The secret is not getting them to pay attention to you.
the secret is to teach them values and how to make good judgements. If you do a good job
at that you will not care if they pay attention to you – even when they do something you do not agree with.
Robert Schwartz
Jul 8 2005 at 11:16pm
Bryan: you will soon apreciate what your mother told you: “One of these days, you will have children, and then you will know what heartache is.”
Your theory sounds like a good theory, but its just a theory. Remember, no battle plan survives contact with the enemy.
Aaron
Jul 8 2005 at 11:32pm
this sounds like a lemons problem to me.
There’s also a discount factor involved, which you hint at near the end. The rate at which advice is discounted is a function of the supply of either bad advice (as a proportion of total advice) or advice in general.
J M Lonsdale
Jul 11 2005 at 3:25pm
I think this analysis leaves out the most obvious reason for parental and child disagreements: Time preference. Parents want things to work out well for their kids in the long run. Kids want to have fun in the short term.
And of course there are compromises between the two… (Parents want kids to do engineering, kid wants an easy subject… they compromise on econ because at least there is some math).
Ian D-B
Jul 15 2005 at 1:37pm
You’ve got the wrong game, and it’s clear from your hyperinflation comment. Rhetorical hyperinflation means that you’re not in an equilibrium. This is actually a cheap talk signalling model. Parents and child have different preferences. Children have imperfect information about the outcome of actions. Parents have private information on the outcome. Signalling — parents telling kids what to do — is costless.

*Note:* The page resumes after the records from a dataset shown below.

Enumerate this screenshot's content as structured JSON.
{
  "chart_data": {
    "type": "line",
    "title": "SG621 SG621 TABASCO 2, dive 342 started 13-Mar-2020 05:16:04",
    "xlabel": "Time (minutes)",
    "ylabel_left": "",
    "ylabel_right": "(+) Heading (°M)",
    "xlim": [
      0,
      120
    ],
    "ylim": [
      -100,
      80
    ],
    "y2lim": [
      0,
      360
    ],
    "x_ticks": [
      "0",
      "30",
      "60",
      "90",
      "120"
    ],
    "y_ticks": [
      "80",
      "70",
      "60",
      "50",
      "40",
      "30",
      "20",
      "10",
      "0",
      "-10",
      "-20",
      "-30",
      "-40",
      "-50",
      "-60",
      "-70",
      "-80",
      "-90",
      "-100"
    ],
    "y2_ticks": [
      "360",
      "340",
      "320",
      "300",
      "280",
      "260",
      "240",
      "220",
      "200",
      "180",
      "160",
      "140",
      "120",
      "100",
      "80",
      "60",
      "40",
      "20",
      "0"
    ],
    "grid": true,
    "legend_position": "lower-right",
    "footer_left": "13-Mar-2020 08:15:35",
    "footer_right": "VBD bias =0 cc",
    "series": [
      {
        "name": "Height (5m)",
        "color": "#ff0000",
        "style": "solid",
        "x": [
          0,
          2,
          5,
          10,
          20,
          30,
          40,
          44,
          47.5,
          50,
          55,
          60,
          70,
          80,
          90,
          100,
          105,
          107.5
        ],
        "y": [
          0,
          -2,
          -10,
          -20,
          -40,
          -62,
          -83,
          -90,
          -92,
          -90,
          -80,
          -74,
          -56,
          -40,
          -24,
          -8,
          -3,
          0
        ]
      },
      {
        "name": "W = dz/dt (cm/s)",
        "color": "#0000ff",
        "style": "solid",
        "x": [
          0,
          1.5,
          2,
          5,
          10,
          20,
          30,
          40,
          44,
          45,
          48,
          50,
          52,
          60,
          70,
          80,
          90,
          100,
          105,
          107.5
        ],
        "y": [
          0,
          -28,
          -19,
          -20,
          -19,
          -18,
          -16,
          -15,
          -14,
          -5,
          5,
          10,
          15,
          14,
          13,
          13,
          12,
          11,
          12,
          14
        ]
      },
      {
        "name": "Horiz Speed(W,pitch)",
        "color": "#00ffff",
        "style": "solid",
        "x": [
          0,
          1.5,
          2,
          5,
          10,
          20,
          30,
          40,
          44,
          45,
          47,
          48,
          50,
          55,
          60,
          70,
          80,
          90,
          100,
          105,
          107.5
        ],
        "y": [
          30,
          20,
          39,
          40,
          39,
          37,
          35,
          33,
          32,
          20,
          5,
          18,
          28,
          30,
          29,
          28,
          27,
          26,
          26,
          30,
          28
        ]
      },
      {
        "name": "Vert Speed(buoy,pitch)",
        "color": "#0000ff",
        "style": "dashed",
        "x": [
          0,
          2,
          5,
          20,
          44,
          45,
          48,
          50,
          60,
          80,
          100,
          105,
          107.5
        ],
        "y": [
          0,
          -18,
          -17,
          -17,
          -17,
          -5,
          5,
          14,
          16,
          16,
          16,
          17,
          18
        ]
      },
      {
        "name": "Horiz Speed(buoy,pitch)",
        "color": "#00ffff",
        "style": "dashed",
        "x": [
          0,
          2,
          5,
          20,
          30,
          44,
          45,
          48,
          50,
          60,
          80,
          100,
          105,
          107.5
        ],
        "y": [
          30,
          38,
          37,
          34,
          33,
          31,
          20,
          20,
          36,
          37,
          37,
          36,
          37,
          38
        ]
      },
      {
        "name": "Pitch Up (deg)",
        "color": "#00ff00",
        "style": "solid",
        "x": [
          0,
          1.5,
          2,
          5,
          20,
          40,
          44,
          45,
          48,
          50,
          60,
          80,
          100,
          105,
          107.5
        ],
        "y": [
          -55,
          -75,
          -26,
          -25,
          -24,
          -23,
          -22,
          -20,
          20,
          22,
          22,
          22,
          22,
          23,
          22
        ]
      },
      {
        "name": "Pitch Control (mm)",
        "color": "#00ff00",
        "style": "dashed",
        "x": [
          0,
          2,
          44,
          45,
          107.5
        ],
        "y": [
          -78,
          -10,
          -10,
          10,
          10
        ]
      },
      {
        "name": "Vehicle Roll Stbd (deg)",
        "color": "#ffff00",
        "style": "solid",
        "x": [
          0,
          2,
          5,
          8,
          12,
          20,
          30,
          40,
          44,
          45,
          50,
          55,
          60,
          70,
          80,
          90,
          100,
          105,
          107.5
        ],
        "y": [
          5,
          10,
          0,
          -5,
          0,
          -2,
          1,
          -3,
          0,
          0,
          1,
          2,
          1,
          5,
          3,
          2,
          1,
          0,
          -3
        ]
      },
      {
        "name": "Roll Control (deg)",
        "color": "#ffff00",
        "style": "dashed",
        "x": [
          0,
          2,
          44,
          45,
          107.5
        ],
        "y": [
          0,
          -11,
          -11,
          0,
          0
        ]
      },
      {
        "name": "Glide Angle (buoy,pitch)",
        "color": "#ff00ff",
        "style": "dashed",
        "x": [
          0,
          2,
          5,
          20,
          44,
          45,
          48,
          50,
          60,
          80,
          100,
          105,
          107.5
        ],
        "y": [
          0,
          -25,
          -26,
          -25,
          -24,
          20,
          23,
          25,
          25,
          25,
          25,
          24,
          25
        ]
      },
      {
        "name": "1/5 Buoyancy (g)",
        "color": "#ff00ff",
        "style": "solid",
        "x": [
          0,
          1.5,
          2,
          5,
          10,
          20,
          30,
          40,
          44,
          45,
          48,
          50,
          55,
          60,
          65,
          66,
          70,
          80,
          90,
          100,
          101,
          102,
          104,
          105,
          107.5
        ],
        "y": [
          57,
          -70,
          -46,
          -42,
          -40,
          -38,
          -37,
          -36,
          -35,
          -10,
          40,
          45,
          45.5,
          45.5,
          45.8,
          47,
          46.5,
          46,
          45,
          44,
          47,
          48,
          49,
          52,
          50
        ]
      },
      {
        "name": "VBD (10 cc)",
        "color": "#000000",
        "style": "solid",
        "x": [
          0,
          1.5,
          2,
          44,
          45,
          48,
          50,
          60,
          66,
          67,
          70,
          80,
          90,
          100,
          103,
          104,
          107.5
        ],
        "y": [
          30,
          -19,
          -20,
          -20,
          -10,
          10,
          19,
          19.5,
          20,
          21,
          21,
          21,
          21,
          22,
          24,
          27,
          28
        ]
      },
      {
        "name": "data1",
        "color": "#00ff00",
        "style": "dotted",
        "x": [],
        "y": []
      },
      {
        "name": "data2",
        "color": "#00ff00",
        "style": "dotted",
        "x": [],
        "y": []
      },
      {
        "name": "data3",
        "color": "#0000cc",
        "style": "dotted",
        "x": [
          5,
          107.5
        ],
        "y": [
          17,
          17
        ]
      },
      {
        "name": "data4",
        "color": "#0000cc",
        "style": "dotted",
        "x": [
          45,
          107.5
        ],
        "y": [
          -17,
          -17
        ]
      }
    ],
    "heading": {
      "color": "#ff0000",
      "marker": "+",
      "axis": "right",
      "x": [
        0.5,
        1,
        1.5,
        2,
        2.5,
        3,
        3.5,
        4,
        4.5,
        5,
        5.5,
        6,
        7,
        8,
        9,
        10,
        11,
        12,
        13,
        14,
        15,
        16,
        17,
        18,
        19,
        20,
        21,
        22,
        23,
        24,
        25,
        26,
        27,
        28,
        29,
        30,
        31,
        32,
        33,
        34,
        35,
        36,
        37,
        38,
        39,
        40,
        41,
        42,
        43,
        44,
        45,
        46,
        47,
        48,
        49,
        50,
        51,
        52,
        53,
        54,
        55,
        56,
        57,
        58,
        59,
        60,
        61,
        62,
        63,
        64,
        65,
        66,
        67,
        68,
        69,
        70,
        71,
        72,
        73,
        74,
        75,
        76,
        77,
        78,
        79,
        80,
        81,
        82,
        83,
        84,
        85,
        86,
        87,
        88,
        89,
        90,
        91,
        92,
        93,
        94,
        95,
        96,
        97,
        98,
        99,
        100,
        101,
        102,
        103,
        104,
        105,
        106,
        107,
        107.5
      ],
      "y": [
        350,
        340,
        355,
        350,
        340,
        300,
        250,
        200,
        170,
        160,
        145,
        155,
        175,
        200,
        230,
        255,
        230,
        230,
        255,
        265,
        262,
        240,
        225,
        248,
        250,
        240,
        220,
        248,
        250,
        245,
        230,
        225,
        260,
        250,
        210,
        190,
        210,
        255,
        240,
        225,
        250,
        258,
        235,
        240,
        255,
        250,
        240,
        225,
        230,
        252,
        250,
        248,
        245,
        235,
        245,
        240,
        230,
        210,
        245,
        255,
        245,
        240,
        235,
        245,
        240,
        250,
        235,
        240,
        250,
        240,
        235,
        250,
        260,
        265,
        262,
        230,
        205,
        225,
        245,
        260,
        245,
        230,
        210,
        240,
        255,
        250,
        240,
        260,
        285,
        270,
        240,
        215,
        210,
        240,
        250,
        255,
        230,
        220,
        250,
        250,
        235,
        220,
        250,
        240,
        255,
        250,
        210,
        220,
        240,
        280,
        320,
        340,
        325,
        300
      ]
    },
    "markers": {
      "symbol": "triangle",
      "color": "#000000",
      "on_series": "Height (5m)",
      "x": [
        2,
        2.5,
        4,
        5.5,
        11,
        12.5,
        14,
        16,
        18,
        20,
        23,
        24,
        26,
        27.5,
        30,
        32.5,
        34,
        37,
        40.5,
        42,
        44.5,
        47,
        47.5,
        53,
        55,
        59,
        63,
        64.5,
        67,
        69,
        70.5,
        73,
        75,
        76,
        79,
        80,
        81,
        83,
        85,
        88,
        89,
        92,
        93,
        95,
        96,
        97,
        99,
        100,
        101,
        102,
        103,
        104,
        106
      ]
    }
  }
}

Crawford and Sobel (1982) show that the equilibrium is for kids to partition the range of possible statements from parents and for a signal anywhere in a part of a partition to get the same response. ,There is no fully separating equilibrium — i.e. kids never trust parents completely — and there is always a pooling equilibrium — some kids do whatever they want.
As to building credibility, there are two things this could mean. One, kids think parents always know best. Then the game is the same. The other (and the one I think you mean) is that parents have the same preferences as kids. Then there is a fully separating equilibrium, some kids always listen to their parents.